Tapioca, plumes et capteurs pour les 2-10 ans
Tapioca, plumes et capteurs pour les 2-10 ans
Par Pierre Gervasoni
Grâce à des technologies pointues mais ludiques, des ateliers découverte permettent aux enfants de toucher le son du doigt.
PHILIPPE BARBOSA
« C’est un lieu secret », assure Odile Fayet, responsable du projet « Le son au bout des doigts » pour les enfants de 2 à 10 ans. Il est accessible au Centre Pompidou jusqu’au 18 juin, mais, courant mai, il a déjà pris forme au niveau – 4 de l’Ircam par la magie d’un drôle de mobilier.
D’un côté, des Dirtis, interfaces sonores conçues par Matthieu Savary (User Studio), et de l’autre, un MOC, application vidéo mise au point par Béatrice Lartigue (LAB 212). Que les parents anglophones se rassurent : rien de sale ni de dégradant dans les Dirtis, ces espaces de jeu mis à disposition des bambins. Au contraire. L’un, de petite taille, se cache sous un tas de plumes soyeuses. L’autre, de 120 cm de diamètre, est en partie recouvert de perles de tapioca. « Jouez avec », insiste Grégoire Lorieux, conseiller technique Ircam.
Ludique et mystérieux
Alors, même si l’on a passé l’âge des bacs à sable, on s’exécute et s’extasie devant la qualité des sons produits en caressant les petites graines vertes. Explication : les mouvements du tapioca ont été captés, à travers leur support de Plexiglas, par une caméra reliée à un ordinateur et à des haut-parleurs. Si le dispositif technologique est assez pointu (captation et reconnaissance du geste, synthèse granulaire), il se présente sous une forme ludique et mystérieuse. « Plutôt que de contrôler le son sur une tablette, explique Grégoire Lorieux, on le profile avec une interface qui a quelque chose de magique. »
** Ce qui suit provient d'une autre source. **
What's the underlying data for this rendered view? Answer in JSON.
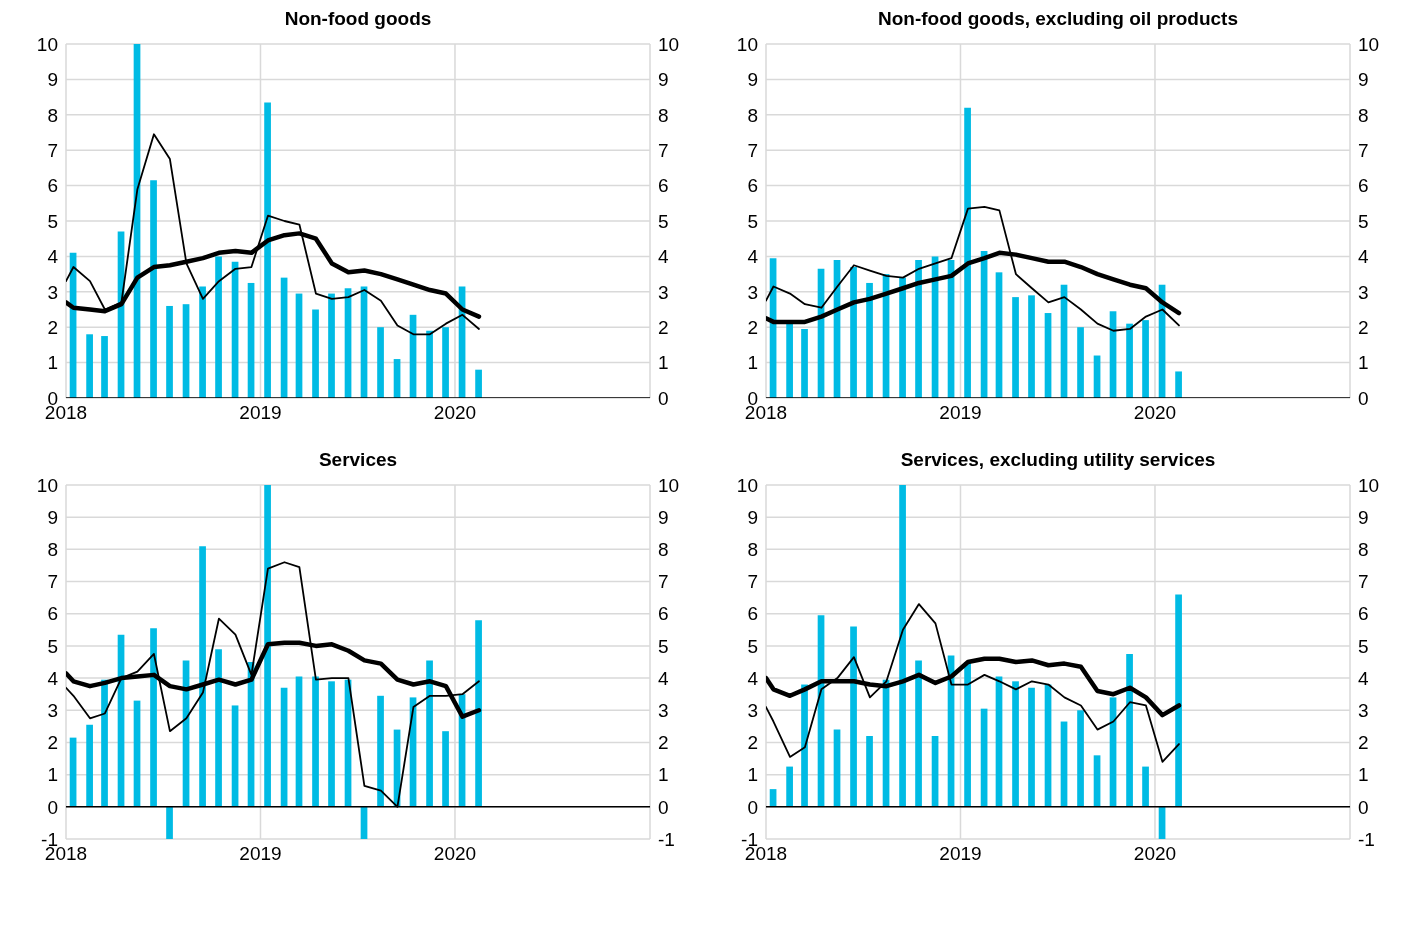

Mais l’expérience tactile ne s’arrête pas là. Le jeu connaît aussi un prolongement sur écran, avec des graphismes inédits et, surtout, d’authentiques œuvres d’art. Connectées au Dirti à base de plumes, quelques pièces des collections du Centre Pompidou réalisées avec le même matériau. Par exemple, Les Plumes d’Esope, de Pino Pascali, un représentant de l’arte povera. « Quand l’enfant zoomera sur l’œuvre, précise Odile Fayet, il en verra des détails, ce qui le préparera à une approche ultérieure, en vrai. » Une visite du musée est, en effet, couplée à l’atelier.
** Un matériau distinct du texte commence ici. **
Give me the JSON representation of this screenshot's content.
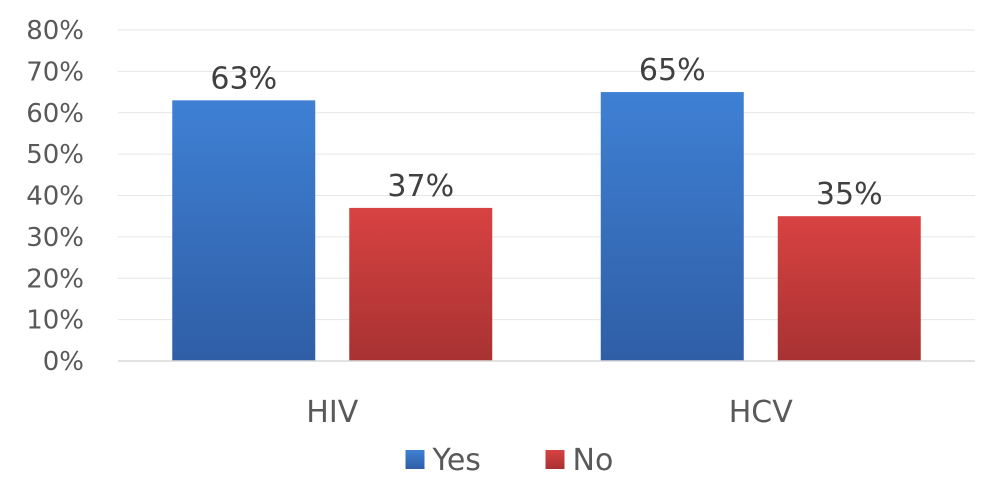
{
  "chart_data": {
    "type": "bar",
    "categories": [
      "HIV",
      "HCV"
    ],
    "series": [
      {
        "name": "Yes",
        "values": [
          63,
          65
        ],
        "labels": [
          "63%",
          "65%"
        ],
        "color": "#3f80d4",
        "color_dark": "#2f5ea6"
      },
      {
        "name": "No",
        "values": [
          37,
          35
        ],
        "labels": [
          "37%",
          "35%"
        ],
        "color": "#d84242",
        "color_dark": "#a83232"
      }
    ],
    "ylim": [
      0,
      80
    ],
    "yticks": [
      "0%",
      "10%",
      "20%",
      "30%",
      "40%",
      "50%",
      "60%",
      "70%",
      "80%"
    ],
    "grid": true,
    "legend_position": "bottom-center",
    "xlabel": "",
    "ylabel": ""
  }
}
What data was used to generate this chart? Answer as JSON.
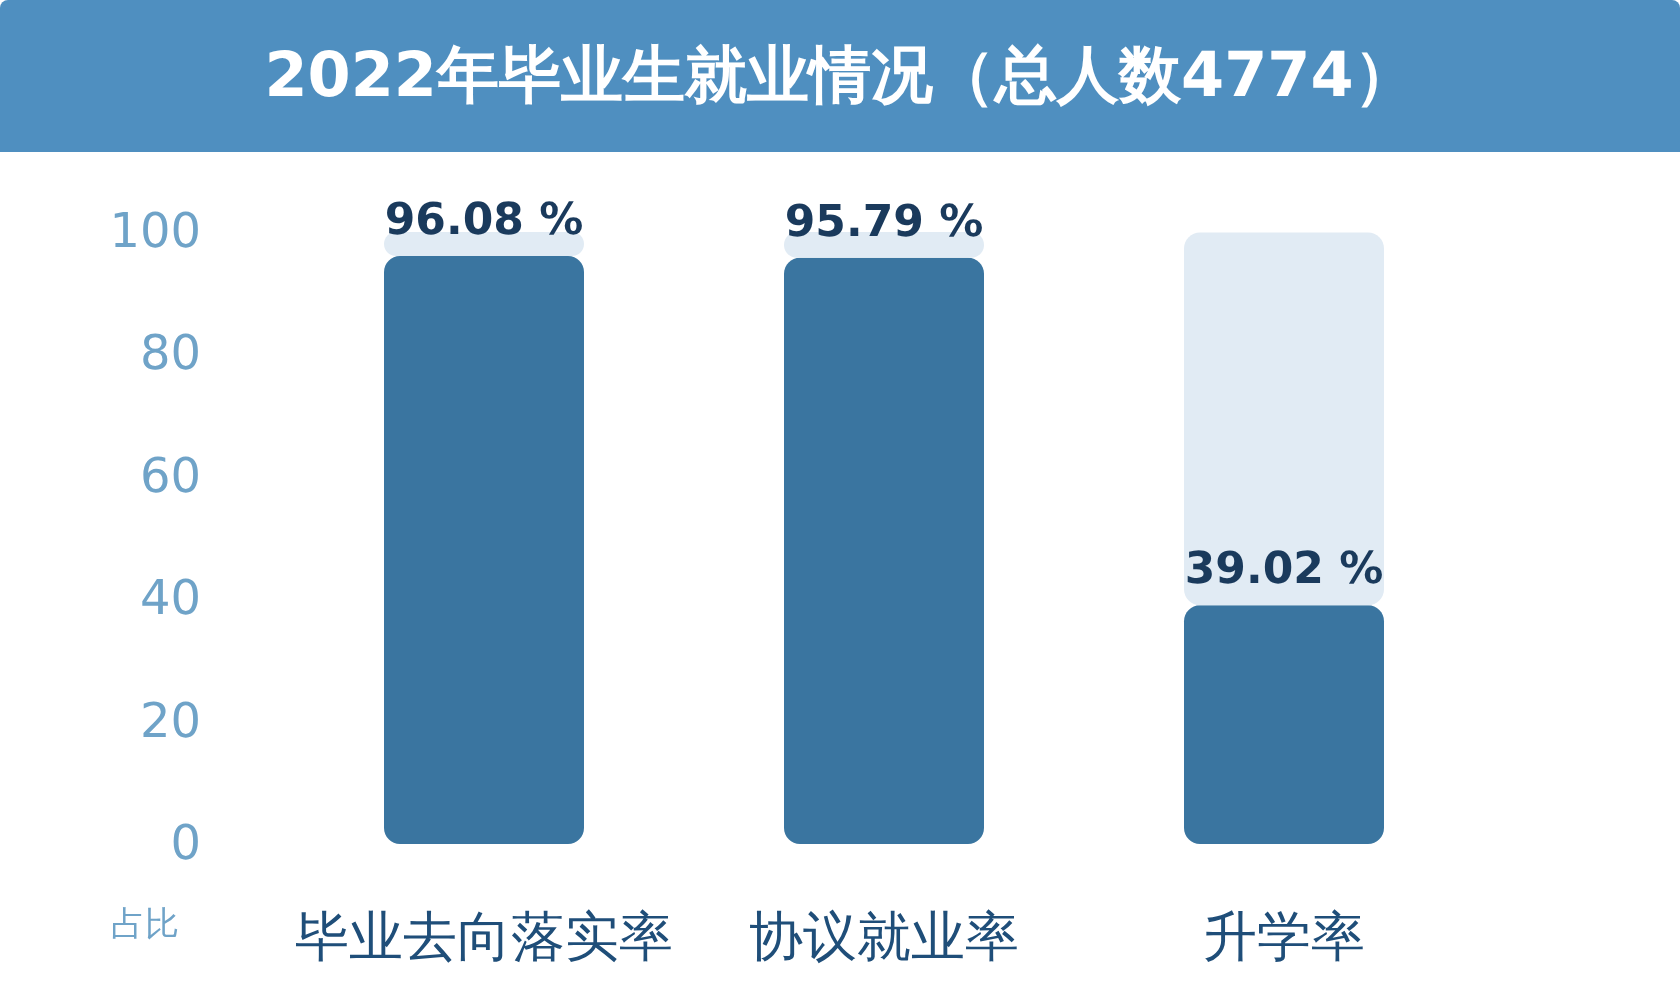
{
  "chart_data": {
    "type": "bar",
    "title": "2022年毕业生就业情况（总人数4774）",
    "ylabel": "占比",
    "categories": [
      "毕业去向落实率",
      "协议就业率",
      "升学率"
    ],
    "series": [
      {
        "color": "#3a75a0",
        "values": [
          96.08,
          95.79,
          39.02
        ],
        "value_labels": [
          "96.08 %",
          "95.79 %",
          "39.02 %"
        ]
      },
      {
        "color": "#e1ebf4",
        "values": [
          3.9,
          4.2,
          60.9
        ]
      }
    ],
    "stacked": true,
    "ylim": [
      0,
      100
    ],
    "yticks": [
      0,
      20,
      40,
      60,
      80,
      100
    ],
    "grid": false
  }
}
Sur un autre Dirti, des copeaux de bois qui sentent le pin et, émergeant d’un troisième, des sons marins enregistrés puis traités en studio par la compositrice Ariadna Alsina Tarrés. Cette fois, c’est un film d’Ange Leccia, La Mer, qui sera projeté avec les sons. « Les enfants auront envie de suivre le mouvement, prédit Odile Fayet, et, en suivant le rythme des vagues, ils composeront, à plusieurs, l’orchestration. »
Des tables interactives
Pour elle, l’action collective est importante. Elle se poursuivra au Topo-phonie Café. Là, les enfants se retrouveront autour d’une table, pas pour discuter mais pour créer des sons. Des tables un peu spéciales… « Interactives, munies de capteurs, et dessinées comme des cartes topographiques, révèle Grégoire Lorieux. Selon qu’on frotte, qu’on frappe ou passe une fourchette sur les rainures, il y aura une réponse différente de la table, avec un univers propre à chacune : bruits de foule, tintements de verre, etc. » Tandis que défileront sur un écran des œuvres d’art inspirées par ce thème et signées Daniel Spoerri ou Marc Chagall.
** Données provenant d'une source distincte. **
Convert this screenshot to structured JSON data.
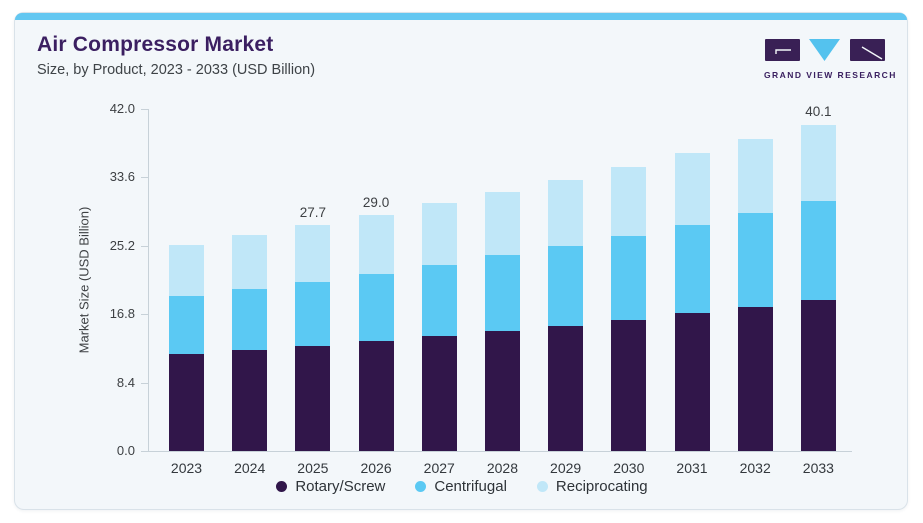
{
  "header": {
    "title": "Air Compressor Market",
    "subtitle": "Size, by Product, 2023 - 2033 (USD Billion)",
    "logo_text": "GRAND VIEW RESEARCH"
  },
  "chart_data": {
    "type": "bar",
    "stacked": true,
    "title": "Air Compressor Market Size, by Product, 2023 - 2033 (USD Billion)",
    "categories": [
      "2023",
      "2024",
      "2025",
      "2026",
      "2027",
      "2028",
      "2029",
      "2030",
      "2031",
      "2032",
      "2033"
    ],
    "series": [
      {
        "name": "Rotary/Screw",
        "color": "#31164a",
        "values": [
          11.9,
          12.4,
          12.9,
          13.5,
          14.1,
          14.8,
          15.4,
          16.1,
          16.9,
          17.7,
          18.5
        ]
      },
      {
        "name": "Centrifugal",
        "color": "#5bc9f3",
        "values": [
          7.1,
          7.5,
          7.9,
          8.3,
          8.8,
          9.3,
          9.8,
          10.3,
          10.9,
          11.5,
          12.2
        ]
      },
      {
        "name": "Reciprocating",
        "color": "#c0e7f8",
        "values": [
          6.3,
          6.6,
          6.9,
          7.2,
          7.5,
          7.7,
          8.1,
          8.5,
          8.8,
          9.1,
          9.4
        ]
      }
    ],
    "totals": [
      25.3,
      26.5,
      27.7,
      29.0,
      30.4,
      31.8,
      33.3,
      34.9,
      36.6,
      38.3,
      40.1
    ],
    "data_labels": [
      {
        "category": "2025",
        "text": "27.7"
      },
      {
        "category": "2026",
        "text": "29.0"
      },
      {
        "category": "2033",
        "text": "40.1"
      }
    ],
    "ylabel": "Market Size (USD Billion)",
    "ytick_labels": [
      "0.0",
      "8.4",
      "16.8",
      "25.2",
      "33.6",
      "42.0"
    ],
    "ylim": [
      0,
      42.0
    ],
    "grid": false,
    "legend_position": "bottom"
  },
  "colors": {
    "accent_bar": "#63c7f1",
    "card_background": "#f3f7fa",
    "card_border": "#d9e2e9",
    "axis": "#c7d1d8",
    "title_text": "#3b1f61",
    "body_text": "#3e4347"
  }
}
Les designers de ce Topo-phonie Café, Dominique Jakob et Brendan MacFarlane, étant aussi les auteurs des volutes métalliques qui ornent le « Georges », le parcours sensoriel a des chances de s’achever dans ce restaurant situé au 6e étage du Centre. « Dans la programmation de ManiFeste 2017, les ateliers sont un peu les concerts pour les enfants », conclut Grégoire Lorieux.
En tout cas, l’opération est à marquer d’une pierre blanche car elle consacre pour la première fois l’association du Centre Pompidou et de l’Ircam dans le secteur du jeune public. Pourtant, en 1977, un des premiers programmes de recherche lancés dans l’Institut fondé par Pierre Boulez portait sur « les bases ontogéniques de la perception musicale, plus particulièrement axée sur la perception du temps chez les nouveau-nés ». On en aura fait du chemin, en quarante ans.
Le son au bout des doigts, au Centre Pompidou, atelier des enfants. Du 1er au 18 juin, de 14 h 30 à 17 h 30. De 8 € à 10 € (un adulte et un enfant). Gratuit le 4 juin.